Test de Habitat Shapes: The Tropical Journey – Tournez manège

Préparez-vous à enfiler votre plus beau chapeau de touriste et à partir pour un voyage tropical… où votre seule mission consiste à ranger des formes comme si votre vie en dépendait. Habitat Shapes: The Tropical Journey vous invite à créer des petits habitats mignons pour des créatures tout aussi mignonnes, en les plaçant soigneusement sur une grille. Sur le papier, c’est relaxant, presque méditatif, un peu comme un épisode de L’île de la tentation mais sans cris ni drames. En pratique, c’est surtout un puzzle game qui essaye de vous apaiser tout en vous regardant galérer avec des formes qui refusent obstinément de coopérer. Oui, on est loin du voyage de rêve.

C’est peu attirant visuellement

Au niveau des graphismes, le mot « tropical » semble avoir pris des vacances. Les couleurs sont fades, les environnements manquent de personnalité et l’ensemble donne l’impression d’observer un aquarium mal entretenu. On nous promet des biomes enchanteurs, mais on se retrouve avec des décors qui évoquent davantage un vieux fond d’écran Windows qu’une carte postale des Caraïbes. Même les créatures ont l’air de regretter d’avoir signé pour ce projet, et franchement, on les comprend.

Ennui !!!

Concernant le gameplay, on retrouve exactement la même base que les précédents épisodes : choisir une forme, la faire pivoter et la placer correctement sans créer de chaos. Sur le papier, ça pourrait fonctionner comme un Tetris zen, mais en réalité, c’est un peu comme essayer de ranger sa chambre dans le noir avec des meubles qui bougent. Les manipulations sont répétitives, parfois maladroites, et on passe plus de temps à corriger ses erreurs qu’à ressentir une quelconque satisfaction. Le fameux système qui rejette les pièces mal placées devient vite plus agaçant qu’amusant, un peu comme ce pote qui critique tout ce que vous faites.

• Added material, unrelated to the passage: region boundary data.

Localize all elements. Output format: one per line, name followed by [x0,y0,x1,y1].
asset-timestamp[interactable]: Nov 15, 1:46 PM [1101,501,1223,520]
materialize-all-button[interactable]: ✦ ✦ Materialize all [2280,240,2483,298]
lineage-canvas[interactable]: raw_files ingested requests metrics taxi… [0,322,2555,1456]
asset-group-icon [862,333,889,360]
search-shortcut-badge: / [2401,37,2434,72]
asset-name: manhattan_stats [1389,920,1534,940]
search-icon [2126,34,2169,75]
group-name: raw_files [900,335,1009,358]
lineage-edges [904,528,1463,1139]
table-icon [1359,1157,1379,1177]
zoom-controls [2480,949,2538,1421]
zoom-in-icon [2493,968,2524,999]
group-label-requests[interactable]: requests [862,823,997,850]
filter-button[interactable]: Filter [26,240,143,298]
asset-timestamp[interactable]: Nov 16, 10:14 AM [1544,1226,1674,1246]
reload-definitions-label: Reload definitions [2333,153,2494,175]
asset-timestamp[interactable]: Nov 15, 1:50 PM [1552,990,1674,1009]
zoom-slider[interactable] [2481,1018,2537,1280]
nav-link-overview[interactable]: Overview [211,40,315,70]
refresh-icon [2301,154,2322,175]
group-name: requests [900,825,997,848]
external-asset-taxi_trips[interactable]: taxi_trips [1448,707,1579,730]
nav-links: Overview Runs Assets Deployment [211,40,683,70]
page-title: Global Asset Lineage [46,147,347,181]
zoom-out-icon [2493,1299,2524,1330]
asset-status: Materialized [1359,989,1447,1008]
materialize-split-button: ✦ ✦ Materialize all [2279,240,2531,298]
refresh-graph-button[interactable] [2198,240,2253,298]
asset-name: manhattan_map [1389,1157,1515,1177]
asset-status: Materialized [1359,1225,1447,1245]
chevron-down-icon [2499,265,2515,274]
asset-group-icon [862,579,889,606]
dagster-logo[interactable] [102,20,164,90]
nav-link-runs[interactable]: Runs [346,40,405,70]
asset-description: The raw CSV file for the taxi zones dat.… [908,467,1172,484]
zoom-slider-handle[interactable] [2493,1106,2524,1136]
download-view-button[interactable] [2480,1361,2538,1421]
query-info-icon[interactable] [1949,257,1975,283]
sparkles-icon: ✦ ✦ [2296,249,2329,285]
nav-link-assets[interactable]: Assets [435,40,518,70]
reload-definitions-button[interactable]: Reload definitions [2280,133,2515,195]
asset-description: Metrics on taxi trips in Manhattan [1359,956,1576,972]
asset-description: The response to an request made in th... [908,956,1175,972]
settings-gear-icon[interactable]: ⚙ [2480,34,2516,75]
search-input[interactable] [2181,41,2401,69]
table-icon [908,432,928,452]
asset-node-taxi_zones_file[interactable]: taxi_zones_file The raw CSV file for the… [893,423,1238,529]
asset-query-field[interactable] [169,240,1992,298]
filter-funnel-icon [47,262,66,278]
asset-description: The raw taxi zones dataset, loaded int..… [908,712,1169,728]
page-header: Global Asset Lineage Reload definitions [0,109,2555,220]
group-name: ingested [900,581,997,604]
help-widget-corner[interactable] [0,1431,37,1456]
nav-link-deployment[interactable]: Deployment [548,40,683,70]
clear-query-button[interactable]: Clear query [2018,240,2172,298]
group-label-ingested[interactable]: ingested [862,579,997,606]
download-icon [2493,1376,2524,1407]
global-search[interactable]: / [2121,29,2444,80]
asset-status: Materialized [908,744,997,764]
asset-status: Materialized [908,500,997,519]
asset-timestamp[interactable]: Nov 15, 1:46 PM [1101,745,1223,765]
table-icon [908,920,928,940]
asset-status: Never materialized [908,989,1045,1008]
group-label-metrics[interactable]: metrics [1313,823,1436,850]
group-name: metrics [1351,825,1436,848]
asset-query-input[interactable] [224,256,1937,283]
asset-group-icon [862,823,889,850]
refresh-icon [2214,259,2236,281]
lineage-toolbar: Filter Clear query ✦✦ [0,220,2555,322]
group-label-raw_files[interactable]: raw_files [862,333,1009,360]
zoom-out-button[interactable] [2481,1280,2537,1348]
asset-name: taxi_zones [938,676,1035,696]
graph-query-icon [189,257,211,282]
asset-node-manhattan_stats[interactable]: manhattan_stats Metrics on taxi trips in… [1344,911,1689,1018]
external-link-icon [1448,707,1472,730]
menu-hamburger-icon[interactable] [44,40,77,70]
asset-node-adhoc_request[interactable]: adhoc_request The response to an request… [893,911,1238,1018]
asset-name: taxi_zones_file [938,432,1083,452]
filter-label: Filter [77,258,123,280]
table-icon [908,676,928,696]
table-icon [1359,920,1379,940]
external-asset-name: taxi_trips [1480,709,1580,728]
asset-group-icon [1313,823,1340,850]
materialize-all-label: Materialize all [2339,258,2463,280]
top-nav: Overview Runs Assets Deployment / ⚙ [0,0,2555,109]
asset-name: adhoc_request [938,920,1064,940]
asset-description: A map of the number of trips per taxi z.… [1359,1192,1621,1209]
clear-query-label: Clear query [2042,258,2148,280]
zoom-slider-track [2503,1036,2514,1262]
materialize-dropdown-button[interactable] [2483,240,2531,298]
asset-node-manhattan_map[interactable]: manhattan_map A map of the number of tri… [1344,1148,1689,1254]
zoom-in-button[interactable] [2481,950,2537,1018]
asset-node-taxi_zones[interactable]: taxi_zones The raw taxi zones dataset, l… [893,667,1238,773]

Pour la bande-son, on a droit à une ambiance jazz club qui n’est pas désagréable en soi, mais qui colle à peu près autant au jeu qu’un épisode de Fast and Furious avec un ukulélé en fond sonore. Ça s’écoute tranquillement les cinq premières minutes, puis ça tourne en boucle jusqu’à devenir un bruit de fond qu’on subit plus qu’on apprécie. Les effets sonores, eux, en rajoutent une couche avec des petits clics et bruitages qui finissent par taper sur les nerfs, comme une notification incessante qu’on oublie de désactiver.

On est où là ?

Concernant la durée de vie, le jeu propose 30 niveaux répartis sur différents environnements, ce qui pourrait sembler correct… sauf qu’ils se ressemblent tous. Le manque de variété finit par rendre l’expérience monotone assez rapidement. On avance, on place, on corrige, on recommence, et on se demande au bout de combien de temps on pourra enfin passer à autre chose. Le côté relaxant annoncé est rapidement remplacé par une lassitude bien réelle, malgré les 2000G qui tenteront d’attirer les chasseurs de succès comme des moustiques sur une lampe.

Au final, Habitat Shapes: The Tropical Journey ressemble à un séjour all-inclusive où la piscine est vide et le buffet fermé. L’idée de base avait du potentiel, mais l’exécution transforme tout ça en expérience molle, répétitive et visuellement peu engageante. Même en mode détente, difficile de trouver son compte face à un jeu qui semble lui-même fatigué d’exister. Si vous cherchez une évasion tropicale, mieux vaut lancer un vieux Far Cry ou regarder Vaiana, vous y gagnerez au change.